Lawmakers have introduced twin bills in the Ohio House of Representatives and Senate to legalize sports betting in Ohio. Though each bill is little more than a placeholder, they represent significant forward progress for sports betting in the Buckeye State.
“There are no preconceived notions as to what that pathway may look like, nor is there a timeline,” State Representative David Greenspan told WCMH-TV in Columbus. Greenspan is the primary sponsor of the bill in the House.
The bill, HB 714, states its official purpose as an expression “of intent to develop and enact legislation legalizing sports wagering.” Its companion in the Senate, S 316, has the same language for its title.
Lawmakers want input from the public
Sens.
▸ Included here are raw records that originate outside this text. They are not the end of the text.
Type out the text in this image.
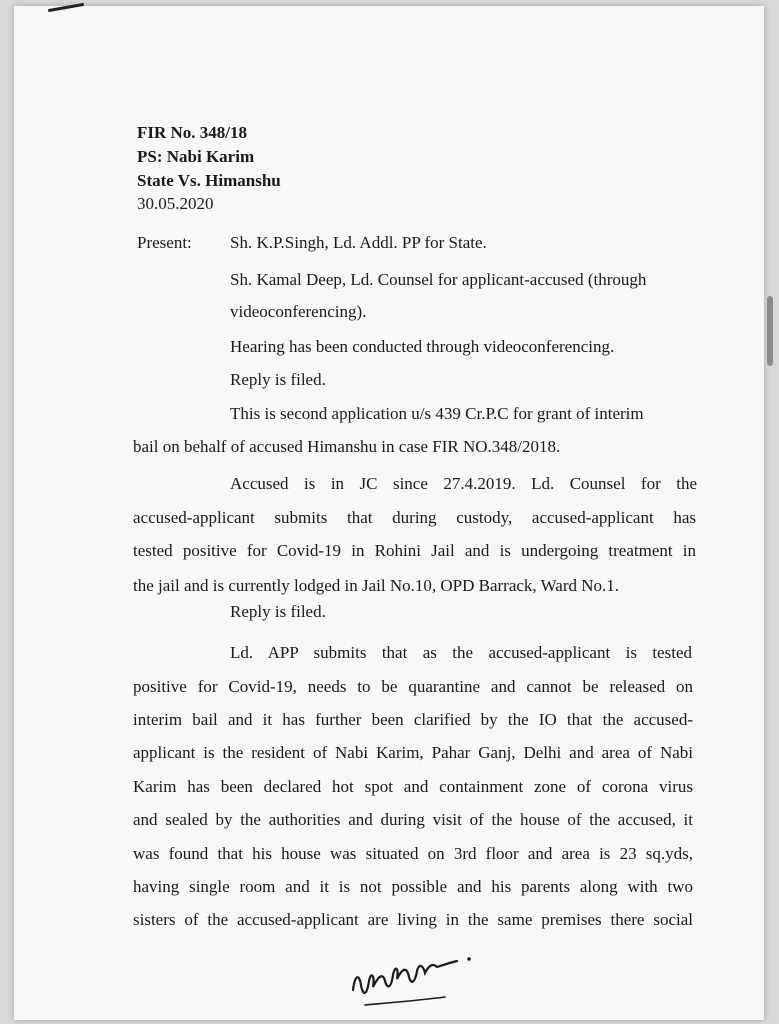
FIR No. 348/18
PS: Nabi Karim
State Vs. Himanshu
30.05.2020
Present: Sh. K.P.Singh, Ld. Addl. PP for State.
Sh. Kamal Deep, Ld. Counsel for applicant-accused (through
videoconferencing).
Hearing has been conducted through videoconferencing.
Reply is filed.
This is second application u/s 439 Cr.P.C for grant of interim
bail on behalf of accused Himanshu in case FIR NO.348/2018.
Accused is in JC since 27.4.2019. Ld. Counsel for the
accused-applicant submits that during custody, accused-applicant has
tested positive for Covid-19 in Rohini Jail and is undergoing treatment in
the jail and is currently lodged in Jail No.10, OPD Barrack, Ward No.1.
Reply is filed.
Ld. APP submits that as the accused-applicant is tested
positive for Covid-19, needs to be quarantine and cannot be released on
interim bail and it has further been clarified by the IO that the accused-
applicant is the resident of Nabi Karim, Pahar Ganj, Delhi and area of Nabi
Karim has been declared hot spot and containment zone of corona virus
and sealed by the authorities and during visit of the house of the accused, it
was found that his house was situated on 3rd floor and area is 23 sq.yds,
having single room and it is not possible and his parents along with two
sisters of the accused-applicant are living in the same premises there social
John Eklund and Sean O’Brien are the primary sponsors for the Senate version. The Senate bill already has three co-sponsors who have signed onto it.
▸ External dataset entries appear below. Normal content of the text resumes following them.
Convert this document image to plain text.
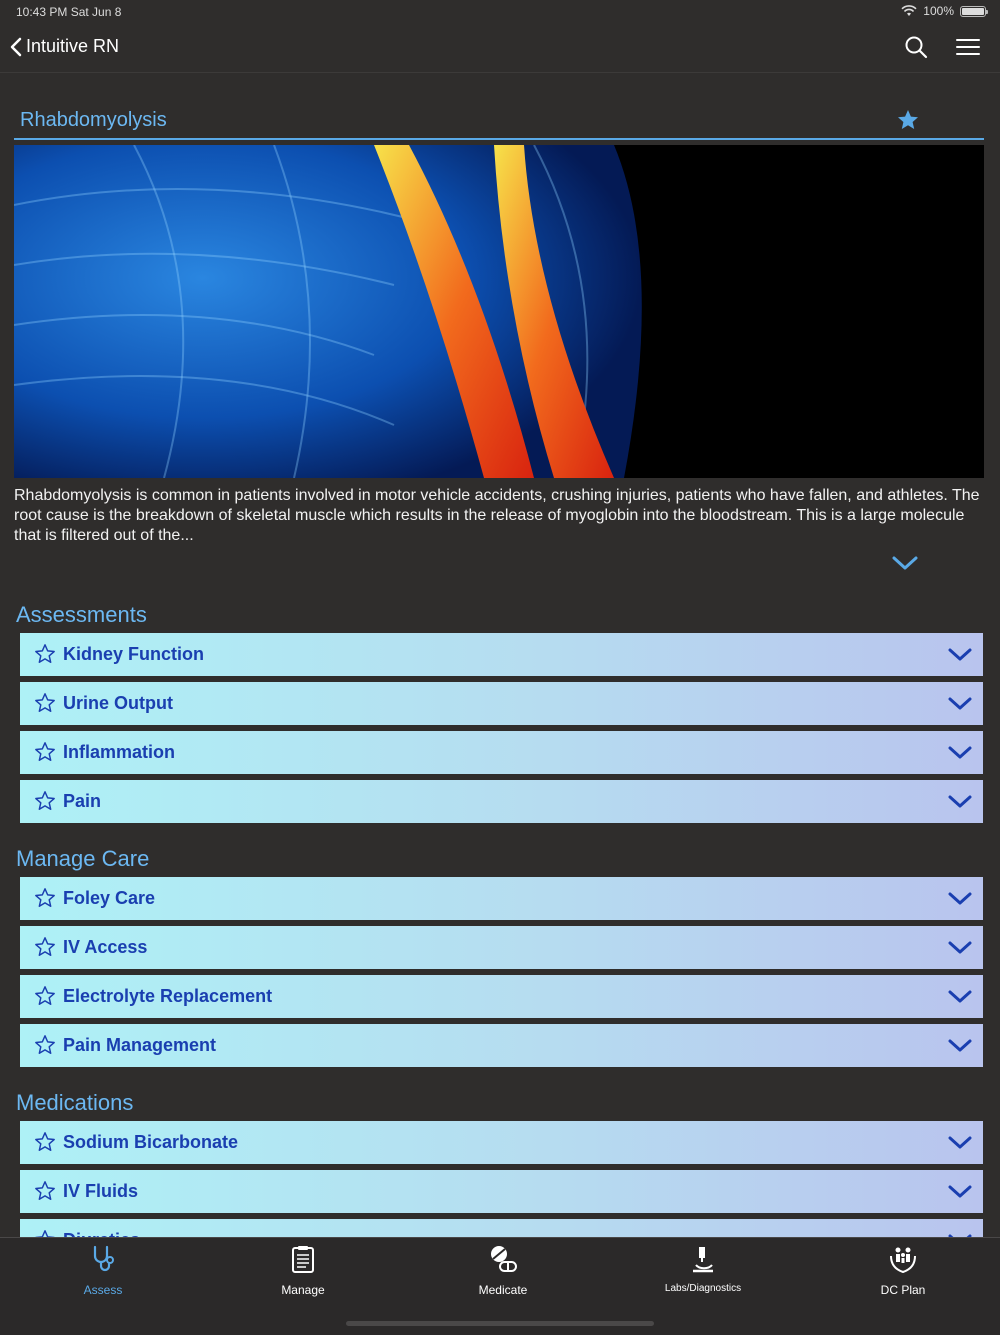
10:43 PM Sat Jun 8	100%
Intuitive RN
Rhabdomyolysis
Rhabdomyolysis is common in patients involved in motor vehicle accidents, crushing injuries, patients who have fallen, and athletes. The root cause is the breakdown of skeletal muscle which results in the release of myoglobin into the bloodstream. This is a large molecule that is filtered out of the...
Assessments
Kidney Function
Urine Output
Inflammation
Pain
Manage Care
Foley Care
IV Access
Electrolyte Replacement
Pain Management
Medications
Sodium Bicarbonate
IV Fluids
Assess	Manage	Medicate	Labs/Diagnostics	DC Plan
Eklund and O’Brien’s partnership is significant due to each senator’s party affiliations. Eklund, a Republican, and O’Brien, a Democrat, hope to fill in the details on the bipartisan bill by September.
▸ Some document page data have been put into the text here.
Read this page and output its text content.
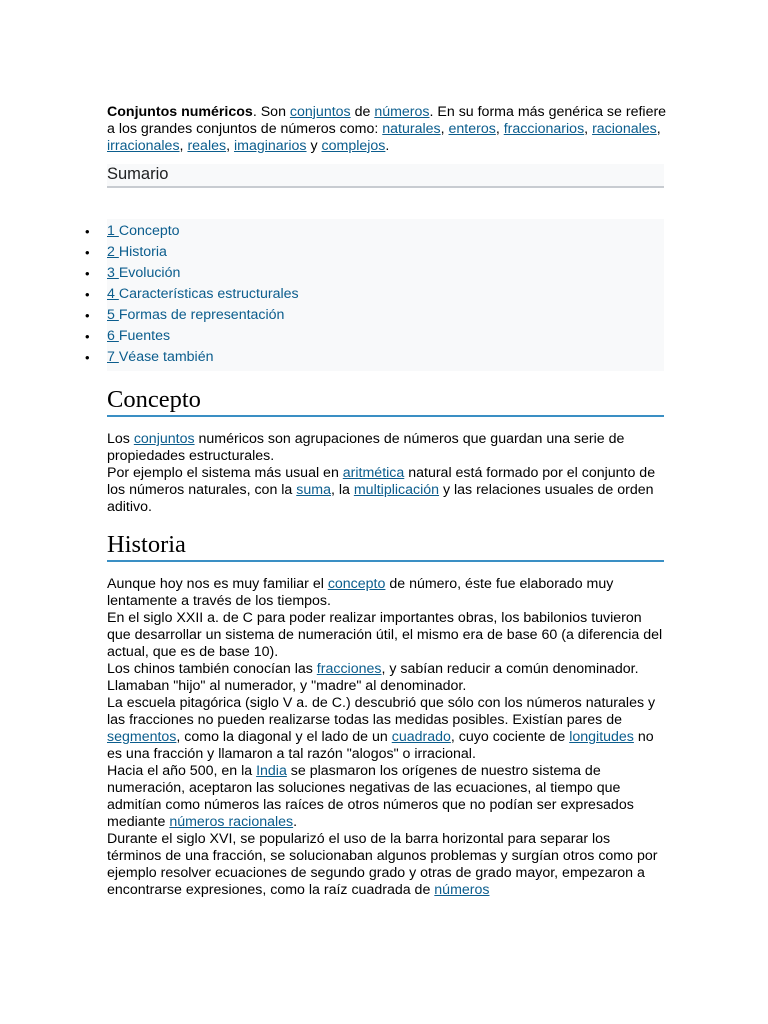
Conjuntos numéricos. Son conjuntos de números. En su forma más genérica se refiere a los grandes conjuntos de números como: naturales, enteros, fraccionarios, racionales, irracionales, reales, imaginarios y complejos.

Sumario
• 1 Concepto
• 2 Historia
• 3 Evolución
• 4 Características estructurales
• 5 Formas de representación
• 6 Fuentes
• 7 Véase también
Concepto

Los conjuntos numéricos son agrupaciones de números que guardan una serie de propiedades estructurales.

Por ejemplo el sistema más usual en aritmética natural está formado por el conjunto de los números naturales, con la suma, la multiplicación y las relaciones usuales de orden aditivo.

Historia

Aunque hoy nos es muy familiar el concepto de número, éste fue elaborado muy lentamente a través de los tiempos.

En el siglo XXII a. de C para poder realizar importantes obras, los babilonios tuvieron que desarrollar un sistema de numeración útil, el mismo era de base 60 (a diferencia del actual, que es de base 10).

Los chinos también conocían las fracciones, y sabían reducir a común denominador. Llamaban "hijo" al numerador, y "madre" al denominador.

La escuela pitagórica (siglo V a. de C.) descubrió que sólo con los números naturales y las fracciones no pueden realizarse todas las medidas posibles. Existían pares de segmentos, como la diagonal y el lado de un cuadrado, cuyo cociente de longitudes no es una fracción y llamaron a tal razón "alogos" o irracional.

Hacia el año 500, en la India se plasmaron los orígenes de nuestro sistema de numeración, aceptaron las soluciones negativas de las ecuaciones, al tiempo que admitían como números las raíces de otros números que no podían ser expresados mediante números racionales.

Durante el siglo XVI, se popularizó el uso de la barra horizontal para separar los términos de una fracción, se solucionaban algunos problemas y surgían otros como por ejemplo resolver ecuaciones de segundo grado y otras de grado mayor, empezaron a encontrarse expresiones, como la raíz cuadrada de números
O’Brien told Cleveland.com that part of the bill’s vagueness to generate interest from the public. He wants to get feedback from stakeholders in the public about what they want for Ohio’s sports betting.
There are already concerns about sports betting’s effects
Representatives from several groups have already expressed concern about how legalized sports betting would affect vulnerable demographics of Ohioans. The Problem Gambling Network of Ohio identifies males between 18 and 25 as the most at-risk population to develop unhealthy habits.
“I think for 18 year olds you’re opening a can of worms because it’s the first time that they’re coming to college,” said Dixie Jeffers, head coach of women’s basketball at Capital University. “As a parent, I would be petrified to have to deal with that, (and) as a coach it very much scares me.”
According to recent data, the bigger concern would be the deepening of existing habits. Rather than creating new players, increased availability and associated marketing would likely worsen already-troubled bettors, regardless of their age group.
For his part, O’Brien shares those concerns. One of the parameters he wants is to limit sports betting to existing gambling facilities only.
“My thinking right now is we already have casinos and racinos set up,” O’Brien said. “I’d kind of like to keep it in those institutions because they are set up for gaming. I’m not sure we want it in every 7-Eleven …and every bar.”
However, time may be of the essence for the state, regardless of how deliberate the sponsors want to be. Both Pennsylvania and West Virginia have already legalized sports betting, and more nearby states are certain to follow.
“This is the beginning of the process,” Greenspan told WOSU. “If Ohio is going to participate in this type of activity, I believe that we would be prudent in being an early adopter.”